The expansion of the commercial scene in the 1990s and the high national profile of Canal Street and Manchester Pride has established Manchester as an LGB&T destination of choice.
Despite the relative successes the area has enjoyed, problems do exist. LGB&T populations in boroughs and cities outside of Manchester itself can feel neglected. Areas of deprivation exist throughout Greater Manchester. Canal Street can be seen as a ‘ghetto’, dominated by younger white gay men, drugs, crime and heterosexual ‘tourists’.
The proliferation of LGB&T VCS groups has been beneficial in terms of a relatively strong LGB&T infrastructure but has also led to competition and mistrust between groups.
What did Greater Manchester say?
“There is a big risk of complacency. The assumption is that LGB&T people have got their rights. There is a lack of motivation to make changes.”
“Socialising on Canal Street, working for an LGB&T friendly employer – you can live in a ‘gay bubble’. The reality is that even in ‘gay Mecca’ Manchester, as soon as I leave Canal Street I might get abuse for holding hands with my boyfriend.”
“Front line services are still not good enough. There needs to be more funding for LGB&T specific services and more training and education for mainstream services.”
“Having LGB&T inclusive policies is great but how are they made real? Are LGB&T people confident and empowered to challenge people when they experience problems?”
“Why should people disclose their sexual orientation or gender identity? What will the information be used for?”
How will Greater Manchester use the Strategy?
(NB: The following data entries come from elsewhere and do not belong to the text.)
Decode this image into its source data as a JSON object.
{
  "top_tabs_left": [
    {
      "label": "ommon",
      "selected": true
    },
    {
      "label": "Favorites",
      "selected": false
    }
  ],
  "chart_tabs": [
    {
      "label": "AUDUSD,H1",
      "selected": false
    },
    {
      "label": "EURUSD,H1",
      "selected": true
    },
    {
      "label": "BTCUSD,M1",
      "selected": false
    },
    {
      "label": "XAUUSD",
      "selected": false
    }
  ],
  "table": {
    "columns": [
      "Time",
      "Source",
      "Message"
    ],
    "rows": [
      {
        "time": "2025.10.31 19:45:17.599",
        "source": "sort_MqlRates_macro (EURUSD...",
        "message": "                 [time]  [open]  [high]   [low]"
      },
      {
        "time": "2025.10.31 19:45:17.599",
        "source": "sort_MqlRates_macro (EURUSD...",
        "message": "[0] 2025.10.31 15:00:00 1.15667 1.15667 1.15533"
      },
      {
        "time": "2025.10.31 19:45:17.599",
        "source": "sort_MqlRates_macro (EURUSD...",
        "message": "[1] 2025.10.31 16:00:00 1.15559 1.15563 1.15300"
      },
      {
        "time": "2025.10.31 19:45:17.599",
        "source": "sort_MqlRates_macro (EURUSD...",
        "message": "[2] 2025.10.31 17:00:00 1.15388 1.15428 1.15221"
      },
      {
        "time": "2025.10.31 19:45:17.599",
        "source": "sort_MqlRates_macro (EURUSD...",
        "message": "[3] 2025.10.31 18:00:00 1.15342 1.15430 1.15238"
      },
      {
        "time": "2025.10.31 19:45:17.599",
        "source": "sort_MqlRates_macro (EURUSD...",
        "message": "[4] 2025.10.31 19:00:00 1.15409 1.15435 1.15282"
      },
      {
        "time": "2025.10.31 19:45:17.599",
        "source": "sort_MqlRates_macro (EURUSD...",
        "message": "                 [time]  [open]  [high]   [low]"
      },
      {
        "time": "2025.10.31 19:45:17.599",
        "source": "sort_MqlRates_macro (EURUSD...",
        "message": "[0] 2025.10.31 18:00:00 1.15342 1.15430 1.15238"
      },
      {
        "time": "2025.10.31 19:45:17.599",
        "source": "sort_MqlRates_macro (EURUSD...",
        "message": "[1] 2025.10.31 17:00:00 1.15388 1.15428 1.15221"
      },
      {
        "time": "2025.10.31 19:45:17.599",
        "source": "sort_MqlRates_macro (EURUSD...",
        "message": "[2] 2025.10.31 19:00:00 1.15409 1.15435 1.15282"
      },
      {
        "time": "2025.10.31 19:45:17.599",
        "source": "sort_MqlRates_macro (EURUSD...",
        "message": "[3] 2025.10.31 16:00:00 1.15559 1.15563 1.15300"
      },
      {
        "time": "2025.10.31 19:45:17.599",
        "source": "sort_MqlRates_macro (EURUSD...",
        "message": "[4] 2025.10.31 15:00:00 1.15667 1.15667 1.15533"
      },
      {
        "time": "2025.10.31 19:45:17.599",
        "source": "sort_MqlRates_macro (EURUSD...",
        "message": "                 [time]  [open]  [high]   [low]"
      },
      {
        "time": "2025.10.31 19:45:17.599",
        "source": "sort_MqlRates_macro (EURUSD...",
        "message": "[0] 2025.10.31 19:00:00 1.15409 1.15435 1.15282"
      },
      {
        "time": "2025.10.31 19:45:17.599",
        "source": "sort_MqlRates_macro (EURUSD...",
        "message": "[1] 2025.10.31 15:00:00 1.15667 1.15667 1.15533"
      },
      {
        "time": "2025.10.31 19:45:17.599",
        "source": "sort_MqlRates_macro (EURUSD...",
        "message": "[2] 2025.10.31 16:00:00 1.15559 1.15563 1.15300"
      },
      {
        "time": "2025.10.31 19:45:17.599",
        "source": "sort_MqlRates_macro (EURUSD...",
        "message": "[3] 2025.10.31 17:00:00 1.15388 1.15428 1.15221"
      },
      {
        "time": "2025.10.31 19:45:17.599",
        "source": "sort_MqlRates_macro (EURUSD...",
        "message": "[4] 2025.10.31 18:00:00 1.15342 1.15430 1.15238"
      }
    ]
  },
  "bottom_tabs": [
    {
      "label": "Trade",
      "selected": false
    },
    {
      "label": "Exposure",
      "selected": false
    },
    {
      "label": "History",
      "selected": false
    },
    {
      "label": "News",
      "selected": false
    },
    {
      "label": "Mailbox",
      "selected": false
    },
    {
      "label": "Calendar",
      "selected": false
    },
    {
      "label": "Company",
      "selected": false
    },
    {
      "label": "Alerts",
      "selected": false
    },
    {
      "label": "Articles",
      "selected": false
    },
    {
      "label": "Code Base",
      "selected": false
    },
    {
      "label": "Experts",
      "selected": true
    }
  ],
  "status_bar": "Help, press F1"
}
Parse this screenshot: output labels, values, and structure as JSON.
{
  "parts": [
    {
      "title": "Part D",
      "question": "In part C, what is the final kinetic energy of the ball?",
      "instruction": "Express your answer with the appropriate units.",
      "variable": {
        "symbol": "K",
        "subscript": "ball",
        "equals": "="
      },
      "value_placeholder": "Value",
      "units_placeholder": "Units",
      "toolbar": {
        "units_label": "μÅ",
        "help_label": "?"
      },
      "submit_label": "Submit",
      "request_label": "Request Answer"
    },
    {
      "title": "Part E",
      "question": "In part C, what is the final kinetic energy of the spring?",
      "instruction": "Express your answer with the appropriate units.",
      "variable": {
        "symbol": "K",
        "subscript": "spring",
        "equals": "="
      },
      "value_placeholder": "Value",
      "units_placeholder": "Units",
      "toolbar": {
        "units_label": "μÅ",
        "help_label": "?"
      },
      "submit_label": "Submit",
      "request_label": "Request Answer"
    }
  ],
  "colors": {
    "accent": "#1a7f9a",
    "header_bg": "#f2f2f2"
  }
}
- Share the Strategy with colleagues; speak to senior decision makers regionally and nationally. Get feedback.
- Use strategy as a starting off point – look at Commissioning cycles, could be a way of getting private sector to look at LGB&T issues.
- Spend time looking at specific LGB&T issues, not just general Equality and Diversity.
- Use contacts from event to share best practice.
- Link Strategy with existing policies.
- Explore problems of faith and sexual orientation.